FERC ensures reliable, safe, secure, and economically efficient energy for consumers at a reasonable cost.
As a CDO, Dalboe states that cultivating a data culture starts with building trust. While coordinating across different offices at FERC, she highlights the importance of having a data governance board in that process.
The data governance board helps connect with the right person in a particular office, and Dalboe builds solid relationships, which is necessary for building trust. Her first step to building a data-driven culture and proving trustworthiness was through a reporting modernization project. Dalboe shares how she discovered an old legacy platform that was generating PDF reports. She notes that the platform had 500-700 static reports, a lot of which were copies, built at different times, and difficult to sort and filter.
As this raised serious concern, the reporting modernization project became key to promoting a data-driven culture, says Dalboe. The project helped people understand that there are modern tools that can filter data quickly to get answers faster.
Additionally, Dalboe says, this also brought a great opportunity to learn what data governance is and why it matters. She continues that as the teams reported on core terms and data elements, having consistent definitions of those became a must.
With that, data governance came into the picture, common definitions were established, and people were taught why governance matters. Eventually, they got excited about a fun tool to work with.
Consequently, Dalboe and her team started with the cloud platform sooner, as people were inspired to learn tools like Power BI, build consistent data models, and have self-service capabilities.
Next, Dalboe emphasizes the role of data stewardship in promoting a data-driven culture. The goal is to enable people by establishing a formal data stewardship program.
Elaborating further, she says that there are subject matter experts in specific areas; for instance, at FERC, there is a particular office that specializes in grid reliability. A data stewardship program would enable the office to catalog the necessary data and help in effectively carrying out grid reliability assessments.
Data stewardship is important because it helps people understand that this is a team sport, says Dalboe. She reiterates that her intentions do not involve taking away anyone’s data, but ensuring the data is used effectively.
Delving further, Dalboe says that her role is to establish broader data governance processes and consistent methodologies around data governance and data management. Apart from those, she also mentions creating a data science training program with monthly lunch-and-learns.

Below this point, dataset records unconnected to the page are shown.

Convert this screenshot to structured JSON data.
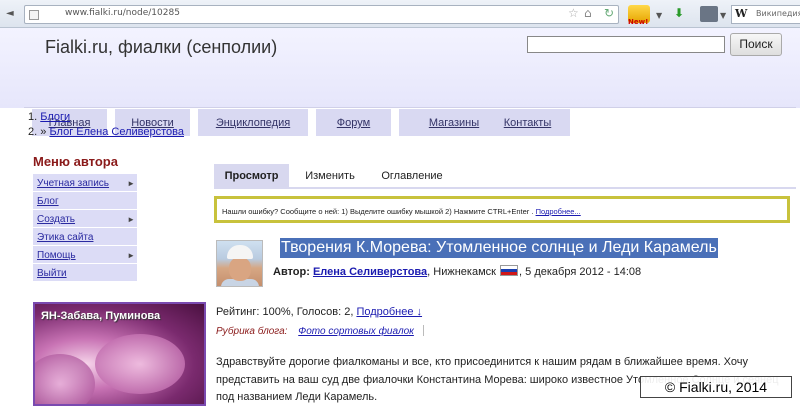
{
  "browser": {
    "url": "www.fialki.ru/node/10285",
    "search_engine_label": "Википедия (ru)",
    "addon_badge": "New!"
  },
  "site": {
    "title": "Fialki.ru, фиалки (сенполии)",
    "search_button": "Поиск",
    "search_placeholder": ""
  },
  "nav": [
    {
      "label": "Главная"
    },
    {
      "label": "Новости"
    },
    {
      "label": "Энциклопедия"
    },
    {
      "label": "Форум"
    },
    {
      "label": "Магазины"
    },
    {
      "label": "Контакты"
    }
  ],
  "breadcrumb": [
    {
      "num": "1.",
      "text": "Блоги"
    },
    {
      "num": "2.",
      "prefix": "» ",
      "text": "Блог Елена Селиверстова"
    }
  ],
  "sidebar": {
    "title": "Меню автора",
    "items": [
      {
        "label": "Учетная запись",
        "arrow": "►"
      },
      {
        "label": "Блог",
        "arrow": ""
      },
      {
        "label": "Создать",
        "arrow": "►"
      },
      {
        "label": "Этика сайта",
        "arrow": ""
      },
      {
        "label": "Помощь",
        "arrow": "►"
      },
      {
        "label": "Выйти",
        "arrow": ""
      }
    ],
    "promo_caption": "ЯН-Забава, Пуминова"
  },
  "tabs": [
    {
      "label": "Просмотр",
      "active": true
    },
    {
      "label": "Изменить",
      "active": false
    },
    {
      "label": "Оглавление",
      "active": false
    }
  ],
  "notice": {
    "text": "Нашли ошибку? Сообщите о ней: 1) Выделите ошибку мышкой 2) Нажмите CTRL+Enter  . ",
    "link": "Подробнее..."
  },
  "article": {
    "title": "Творения К.Морева: Утомленное солнце и Леди Карамель",
    "author_label": "Автор:",
    "author": "Елена Селиверстова",
    "location": ", Нижнекамск",
    "date": ", 5 декабря 2012 - 14:08",
    "rating_text": "Рейтинг: 100%, Голосов: 2, ",
    "rating_link": "Подробнее ↓",
    "rubric_label": "Рубрика блога:",
    "rubric_link": "Фото сортовых фиалок",
    "body": "Здравствуйте дорогие фиалкоманы и все, кто присоединится к нашим рядам в ближайшее время. Хочу представить на ваш суд две фиалочки Константина Морева: широко известное Утомленное Солнце и сеянец под названием Леди Карамель."
  },
  "copyright": "© Fialki.ru, 2014"
}
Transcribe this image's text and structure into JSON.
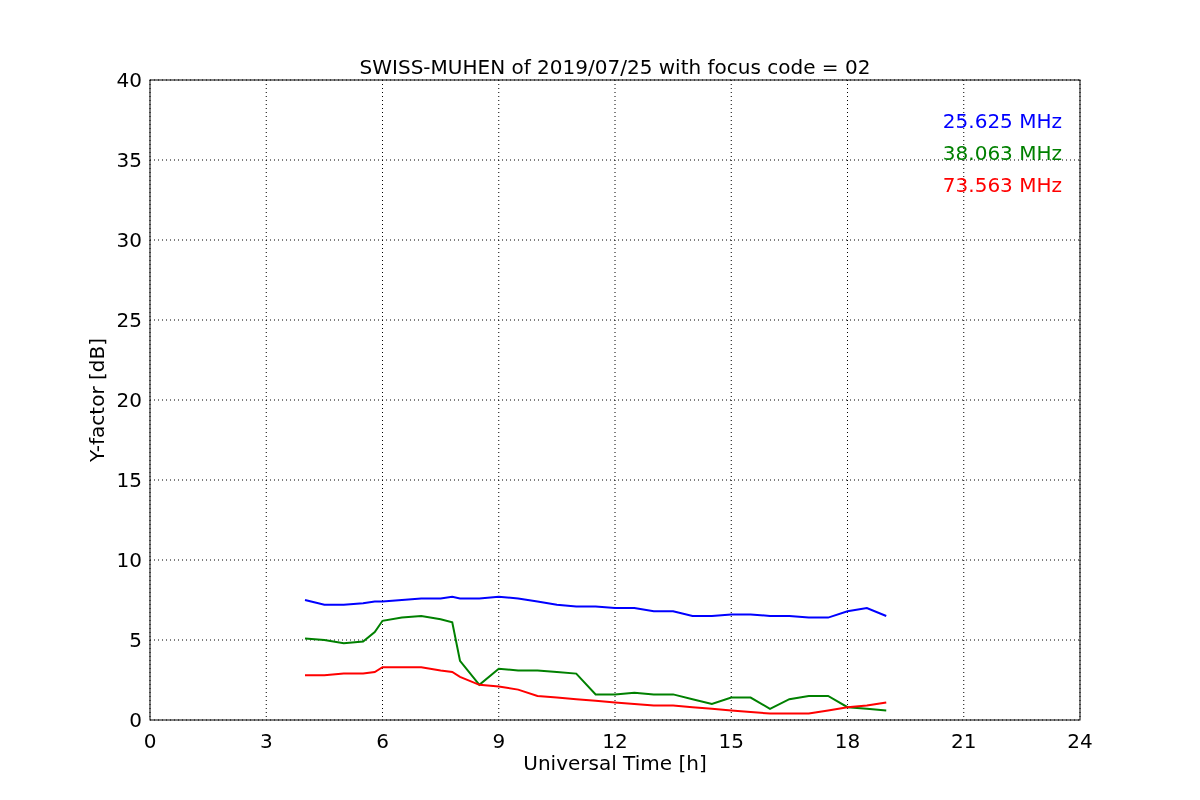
{
  "chart_data": {
    "type": "line",
    "title": "SWISS-MUHEN of 2019/07/25 with focus code = 02",
    "xlabel": "Universal Time [h]",
    "ylabel": "Y-factor [dB]",
    "x": [
      4,
      4.5,
      5,
      5.5,
      5.8,
      6,
      6.5,
      7,
      7.5,
      7.8,
      8,
      8.5,
      9,
      9.5,
      10,
      10.5,
      11,
      11.5,
      12,
      12.5,
      13,
      13.5,
      14,
      14.5,
      15,
      15.5,
      16,
      16.5,
      17,
      17.5,
      18,
      18.5,
      19
    ],
    "series": [
      {
        "name": "25.625 MHz",
        "color": "#0000ff",
        "values": [
          7.5,
          7.2,
          7.2,
          7.3,
          7.4,
          7.4,
          7.5,
          7.6,
          7.6,
          7.7,
          7.6,
          7.6,
          7.7,
          7.6,
          7.4,
          7.2,
          7.1,
          7.1,
          7.0,
          7.0,
          6.8,
          6.8,
          6.5,
          6.5,
          6.6,
          6.6,
          6.5,
          6.5,
          6.4,
          6.4,
          6.8,
          7.0,
          6.5
        ]
      },
      {
        "name": "38.063 MHz",
        "color": "#008000",
        "values": [
          5.1,
          5.0,
          4.8,
          4.9,
          5.5,
          6.2,
          6.4,
          6.5,
          6.3,
          6.1,
          3.7,
          2.2,
          3.2,
          3.1,
          3.1,
          3.0,
          2.9,
          1.6,
          1.6,
          1.7,
          1.6,
          1.6,
          1.3,
          1.0,
          1.4,
          1.4,
          0.7,
          1.3,
          1.5,
          1.5,
          0.8,
          0.7,
          0.6
        ]
      },
      {
        "name": "73.563 MHz",
        "color": "#ff0000",
        "values": [
          2.8,
          2.8,
          2.9,
          2.9,
          3.0,
          3.3,
          3.3,
          3.3,
          3.1,
          3.0,
          2.7,
          2.2,
          2.1,
          1.9,
          1.5,
          1.4,
          1.3,
          1.2,
          1.1,
          1.0,
          0.9,
          0.9,
          0.8,
          0.7,
          0.6,
          0.5,
          0.4,
          0.4,
          0.4,
          0.6,
          0.8,
          0.9,
          1.1
        ]
      }
    ],
    "xlim": [
      0,
      24
    ],
    "ylim": [
      0,
      40
    ],
    "xticks": [
      0,
      3,
      6,
      9,
      12,
      15,
      18,
      21,
      24
    ],
    "yticks": [
      0,
      5,
      10,
      15,
      20,
      25,
      30,
      35,
      40
    ],
    "grid": true
  }
}
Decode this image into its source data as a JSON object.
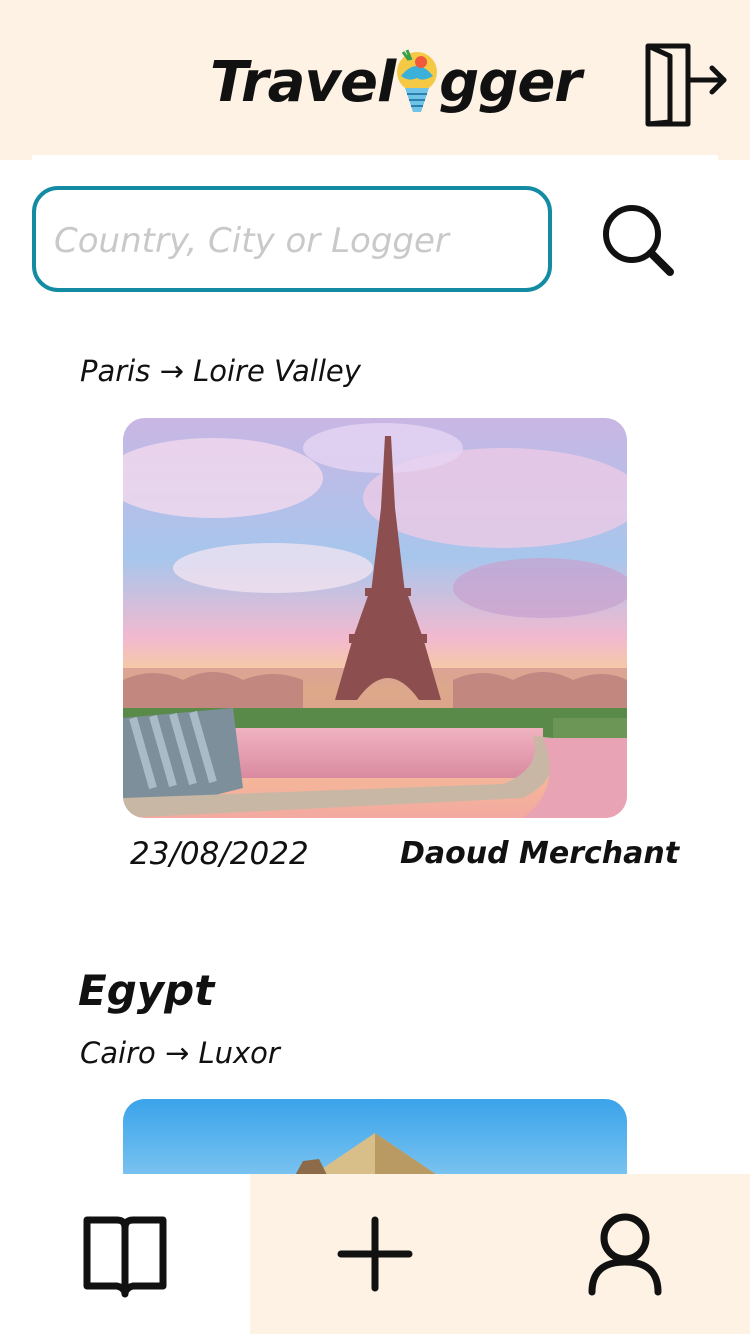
{
  "header": {
    "logo_text_left": "Travel",
    "logo_text_right": "gger",
    "logout_icon": "logout-icon"
  },
  "search": {
    "placeholder": "Country, City or Logger",
    "button_icon": "search-icon",
    "border_color": "#138ba3"
  },
  "feed": [
    {
      "country": "",
      "route": "Paris → Loire Valley",
      "photo": "eiffel-tower-photo",
      "date": "23/08/2022",
      "author": "Daoud Merchant"
    },
    {
      "country": "Egypt",
      "route": "Cairo → Luxor",
      "photo": "pyramids-photo"
    }
  ],
  "bottom_nav": {
    "items": [
      {
        "icon": "book-icon"
      },
      {
        "icon": "plus-icon"
      },
      {
        "icon": "user-icon"
      }
    ]
  },
  "colors": {
    "header_bg": "#fdf2e3",
    "accent": "#138ba3"
  }
}
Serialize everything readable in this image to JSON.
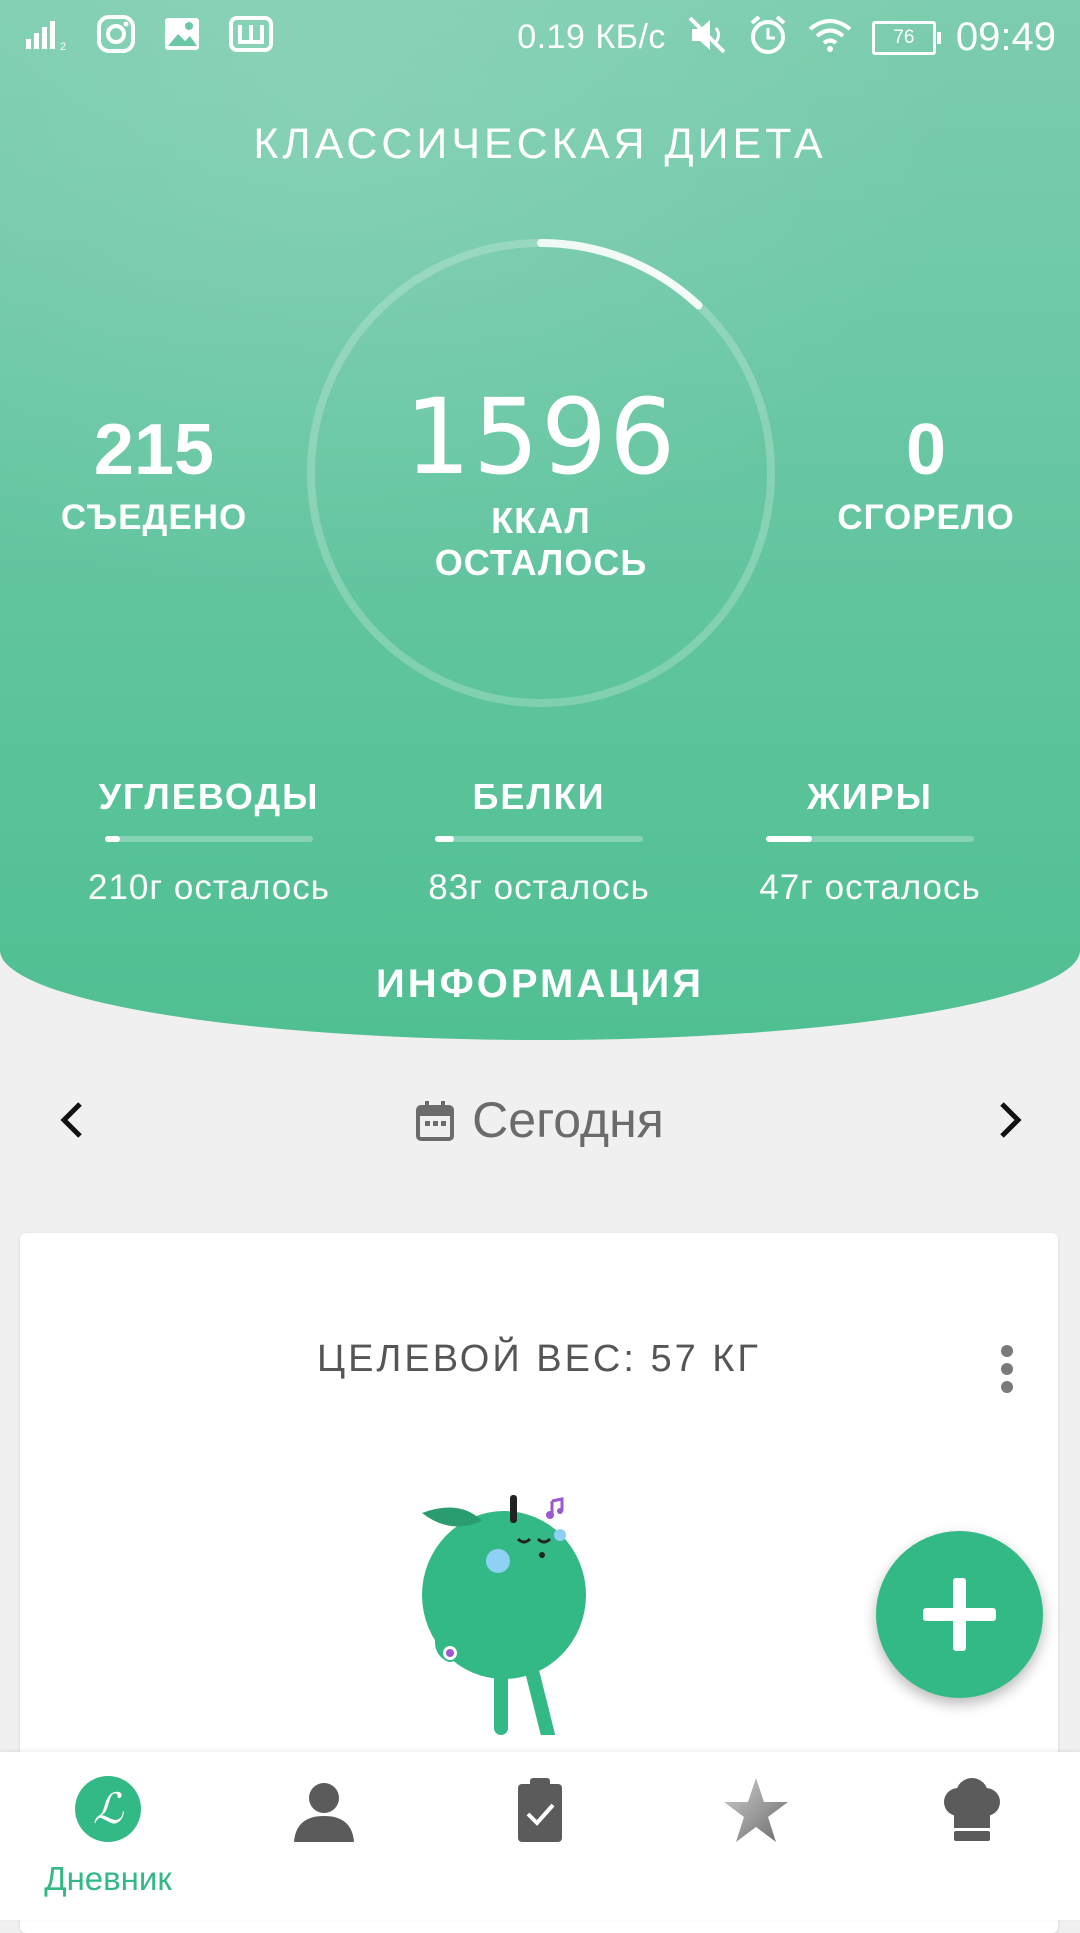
{
  "status_bar": {
    "speed": "0.19 КБ/с",
    "battery": "76",
    "time": "09:49",
    "icons": [
      "signal-icon",
      "instagram-icon",
      "gallery-icon",
      "app-w-icon",
      "mute-icon",
      "alarm-icon",
      "wifi-icon",
      "battery-icon"
    ]
  },
  "header": {
    "diet_title": "КЛАССИЧЕСКАЯ ДИЕТА",
    "eaten_value": "215",
    "eaten_label": "СЪЕДЕНО",
    "remaining_value": "1596",
    "remaining_label_line1": "ККАЛ",
    "remaining_label_line2": "ОСТАЛОСЬ",
    "burned_value": "0",
    "burned_label": "СГОРЕЛО",
    "ring_progress_fraction": 0.12
  },
  "macros": [
    {
      "title": "УГЛЕВОДЫ",
      "remaining": "210г осталось",
      "progress": 0.07
    },
    {
      "title": "БЕЛКИ",
      "remaining": "83г осталось",
      "progress": 0.09
    },
    {
      "title": "ЖИРЫ",
      "remaining": "47г осталось",
      "progress": 0.22
    }
  ],
  "info_label": "ИНФОРМАЦИЯ",
  "date_nav": {
    "label": "Сегодня"
  },
  "card": {
    "title": "ЦЕЛЕВОЙ ВЕС: 57 КГ"
  },
  "bottom_nav": {
    "active_label": "Дневник",
    "tabs": [
      "diary-icon",
      "profile-icon",
      "plan-clipboard-icon",
      "favorites-star-icon",
      "recipes-chef-hat-icon"
    ]
  },
  "colors": {
    "accent": "#33b985",
    "header_top": "#7ccdae",
    "header_bottom": "#50bf92"
  }
}
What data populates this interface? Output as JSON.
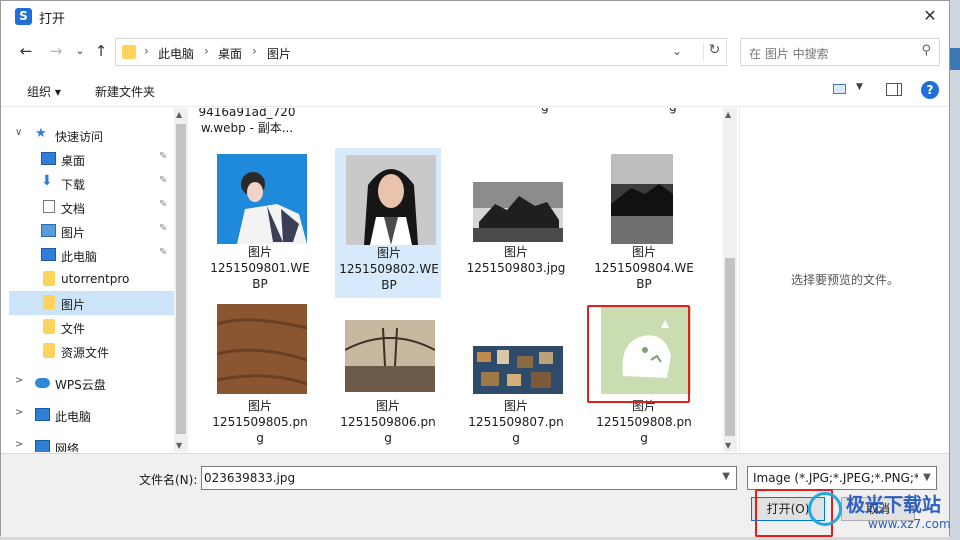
{
  "window": {
    "title": "打开",
    "app_icon_letter": "S",
    "close_glyph": "✕"
  },
  "nav": {
    "back": "←",
    "forward": "→",
    "recent": "⌄",
    "up": "↑",
    "breadcrumb": [
      "此电脑",
      "桌面",
      "图片"
    ],
    "sep": "›",
    "dropdown": "⌄",
    "refresh": "↻",
    "search_placeholder": "在 图片 中搜索",
    "search_icon": "⚲"
  },
  "toolbar": {
    "organize": "组织 ▾",
    "new_folder": "新建文件夹",
    "view_dropdown": "▼",
    "help": "?"
  },
  "sidebar": {
    "items": [
      {
        "label": "快速访问",
        "icon": "star-icon",
        "chev": "∨",
        "pin": ""
      },
      {
        "label": "桌面",
        "icon": "desktop-icon",
        "chev": "",
        "pin": "✎"
      },
      {
        "label": "下载",
        "icon": "download-icon",
        "chev": "",
        "pin": "✎"
      },
      {
        "label": "文档",
        "icon": "document-icon",
        "chev": "",
        "pin": "✎"
      },
      {
        "label": "图片",
        "icon": "pictures-icon",
        "chev": "",
        "pin": "✎"
      },
      {
        "label": "此电脑",
        "icon": "computer-icon",
        "chev": "",
        "pin": "✎"
      },
      {
        "label": "utorrentpro",
        "icon": "folder-icon",
        "chev": "",
        "pin": ""
      },
      {
        "label": "图片",
        "icon": "folder-icon",
        "chev": "",
        "pin": ""
      },
      {
        "label": "文件",
        "icon": "folder-icon",
        "chev": "",
        "pin": ""
      },
      {
        "label": "资源文件",
        "icon": "folder-icon",
        "chev": "",
        "pin": ""
      },
      {
        "label": "WPS云盘",
        "icon": "cloud-icon",
        "chev": ">",
        "pin": ""
      },
      {
        "label": "此电脑",
        "icon": "computer-icon",
        "chev": ">",
        "pin": ""
      },
      {
        "label": "网络",
        "icon": "network-icon",
        "chev": ">",
        "pin": ""
      }
    ]
  },
  "files": {
    "partial_top": {
      "line1": "9416a91ad_720",
      "line2": "w.webp - 副本..."
    },
    "partial_top_fragments": [
      "g",
      "g",
      "g"
    ],
    "tiles": [
      {
        "name": "图片 1251509801.WEBP",
        "line1": "图片",
        "line2": "1251509801.WE",
        "line3": "BP"
      },
      {
        "name": "图片 1251509802.WEBP",
        "line1": "图片",
        "line2": "1251509802.WE",
        "line3": "BP"
      },
      {
        "name": "图片 1251509803.jpg",
        "line1": "图片",
        "line2": "1251509803.jpg",
        "line3": ""
      },
      {
        "name": "图片 1251509804.WEBP",
        "line1": "图片",
        "line2": "1251509804.WE",
        "line3": "BP"
      },
      {
        "name": "图片 1251509805.png",
        "line1": "图片",
        "line2": "1251509805.pn",
        "line3": "g"
      },
      {
        "name": "图片 1251509806.png",
        "line1": "图片",
        "line2": "1251509806.pn",
        "line3": "g"
      },
      {
        "name": "图片 1251509807.png",
        "line1": "图片",
        "line2": "1251509807.pn",
        "line3": "g"
      },
      {
        "name": "图片 1251509808.png",
        "line1": "图片",
        "line2": "1251509808.pn",
        "line3": "g"
      }
    ]
  },
  "preview": {
    "message": "选择要预览的文件。"
  },
  "bottom": {
    "filename_label": "文件名(N):",
    "filename_value": "023639833.jpg",
    "filter_value": "Image (*.JPG;*.JPEG;*.PNG;*.B",
    "open_label": "打开(O)",
    "cancel_label": "取消"
  },
  "watermark": {
    "title": "极光下载站",
    "url": "www.xz7.com"
  },
  "colors": {
    "accent": "#0078d7",
    "selection": "#cce4f7",
    "highlight_box": "#e02020"
  }
}
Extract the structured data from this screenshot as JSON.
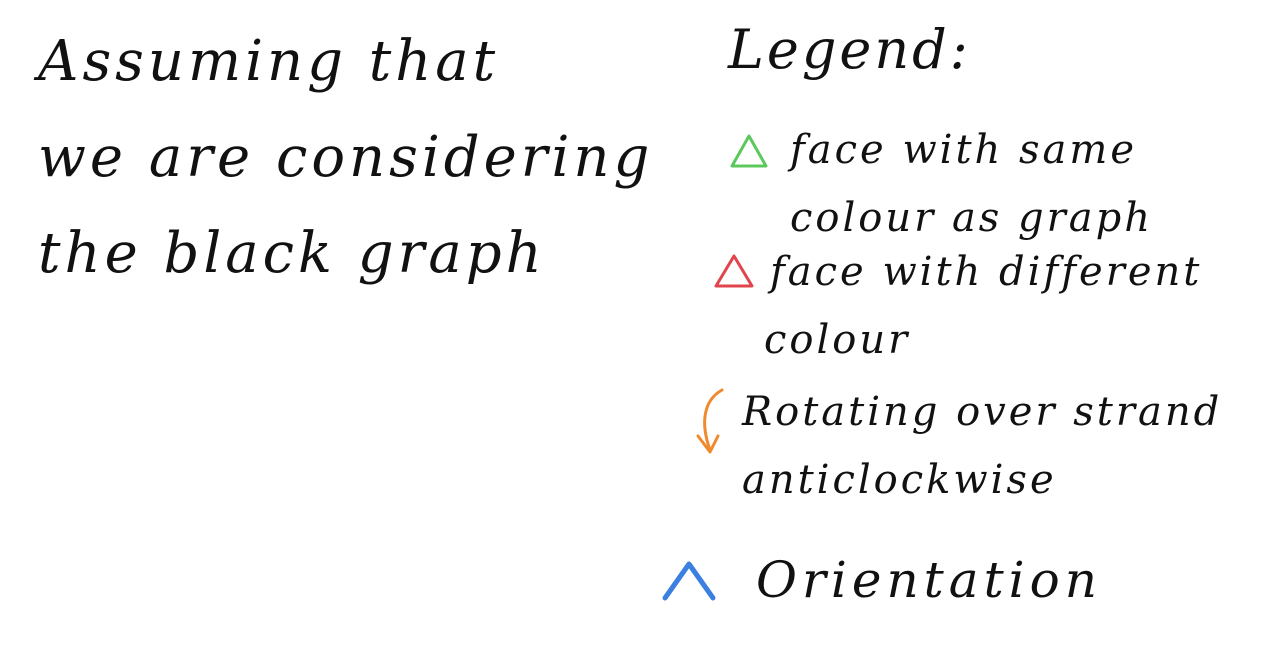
{
  "note": {
    "lines": [
      "Assuming that",
      "we are considering",
      "the black graph"
    ]
  },
  "legend": {
    "title": "Legend:",
    "items": [
      {
        "icon": "green-triangle-icon",
        "color": "#5cc85c",
        "lines": [
          "face with same",
          "colour as graph"
        ]
      },
      {
        "icon": "red-triangle-icon",
        "color": "#e0444c",
        "lines": [
          "face with different",
          "colour"
        ]
      },
      {
        "icon": "orange-curved-arrow-icon",
        "color": "#f08a2c",
        "lines": [
          "Rotating over strand",
          "anticlockwise"
        ]
      },
      {
        "icon": "blue-caret-icon",
        "color": "#3b7fe0",
        "lines": [
          "Orientation"
        ]
      }
    ]
  }
}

With topics ranging from business intelligence to geospatial analysis, data science, stewardship, and data governance, the participation also promotes data-driven culture, says Dalboe. Of late, she has been working on data product governance, with the belief that the future lies in self-service analytics.
Through data product governance, Dalboe wishes to empower all the people in program offices to be able to perform analytics but while following a consistent governance process. This would validate that the data is sourced from an authoritative, trusted source and that there is an organizationally governed definition of things, which in turn, promotes a data-driven culture.
When asked whether the topic of AI falls under her role, Dalboe affirms that the CIO, CDO, and CISO work in close collaboration to build AI policies and AI governance.
Moving forward, Dalboe discusses prioritizing data management by focusing on data operations maturity and analytic workload migration while reducing on-prem use. She mentions shifting the gear from data governance maturity to getting the platform operational.
This includes making sure there are robust processes in place for tracking all the data projects while meeting all data governance requirements. Also, it must be ensured that everything is built into the DevOps and product backlog planning.
Furthermore, Dalboe stresses ingesting clean and right data that is well documented, has metadata, and is well-stewarded. This is crucial for maintaining consistency in platform architecture.
Thereafter, for analytic workload migration and reduction of on-prem use, FERC is inventorying all on-prem analytic workloads and working with different program offices to understand their usage for migration. The commission is also working with the offices to understand the change management of that process, as some workloads need refactoring to run on the cloud.
In conclusion, Dalboe states that it becomes necessary to ensure that the code is running more efficiently for the cloud because of the charges associated. However, the best part is now the code runs in four minutes as opposed to eight to twelve hours.
CDO Magazine appreciates Kirsten Dalboe for sharing her insights with our global community.